BAGHDAD — Iraq's electoral commission on Sunday rejected demands from Prime Minister Nouri al-Maliki and President Jalal Talabani for a manual recount of ballots, saying there was no justification for further delaying results of the March 7 parliamentary polls.
"We'd have to hire more than 350,000 employees and if we didn't hire that many, we'd need three years to recount (by hand)," said Faraj al-Haidari, chairman of Iraq's Independent High Electoral Commission, the parliament-appointed panel supervising the election. He added that no one had presented evidence of widespread fraud to merit such a drastic measure.
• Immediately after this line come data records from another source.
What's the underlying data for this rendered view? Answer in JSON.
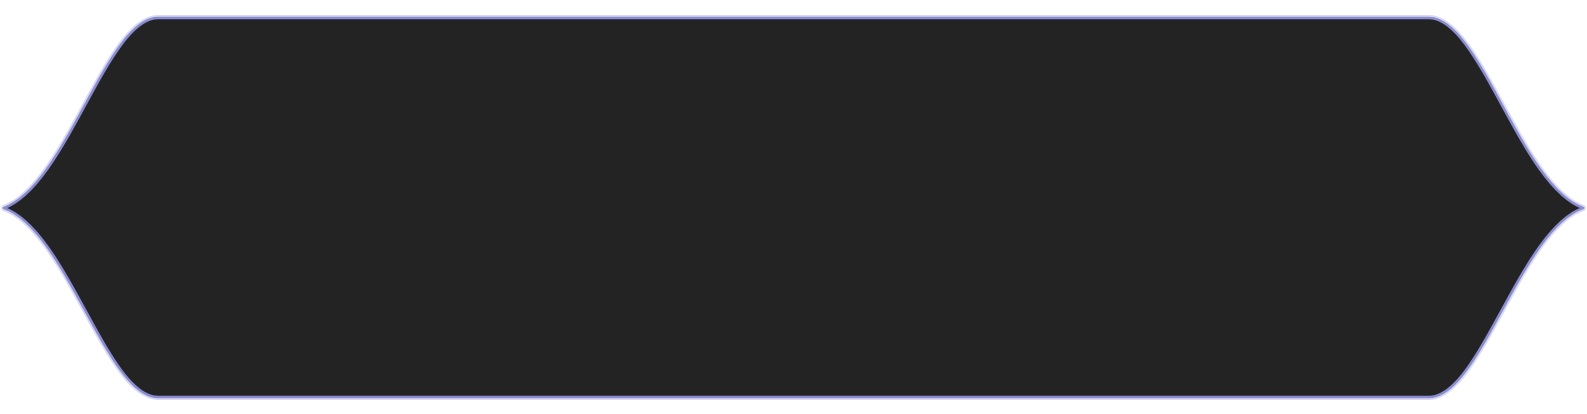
{
  "panel": {
    "fill_color": "#232323",
    "border_color": "#8a8cd0",
    "border_glow_color": "#b9bbe8",
    "background_color": "#ffffff"
  }
}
With 95 percent of votes counted, Maliki's State of Law coalition is neck and neck with the Iraqiya bloc led by the secular former prime minister, Ayad Allawi. As of this weekend, Maliki held a slight lead in the number of legislative seats won per province — the factor that determines the winner — but Allawi was a few thousand ballots ahead in the popular vote, according to the commission's figures. Final results will be announced Friday, election commissioners said.
Maliki, a conservative Shiite Muslim, demanded a recount in an ominously worded statement that said such a move would "preserve political stability" and prevent "the return of violence." Talabani, a Kurd, followed with a statement that also called for another tally, "to preclude any doubts or confusion." The two politicians stressed that they were making the demands as Iraq's top leaders, not as candidates.
It was an odd reversal of positions in an election whose results have been pending for two weeks. Only a week ago, it was Allawi's camp that was claiming fraud.
"Maliki believes in democracy as long as long as it brings him to power," said Maysoun al-Damlouji, an Allawi running mate and spokeswoman.
Hassan al-Sneid, a Maliki-allied legislator and associate of the prime minister, released a written warning that the State of Law coalition "rejects results that do not come from a manual recount."
About 300 Maliki supporters took to the streets in the southern Shiite holy city of Najaf in a demonstration that could foreshadow more unrest in Iraq's increasingly tense post-election period.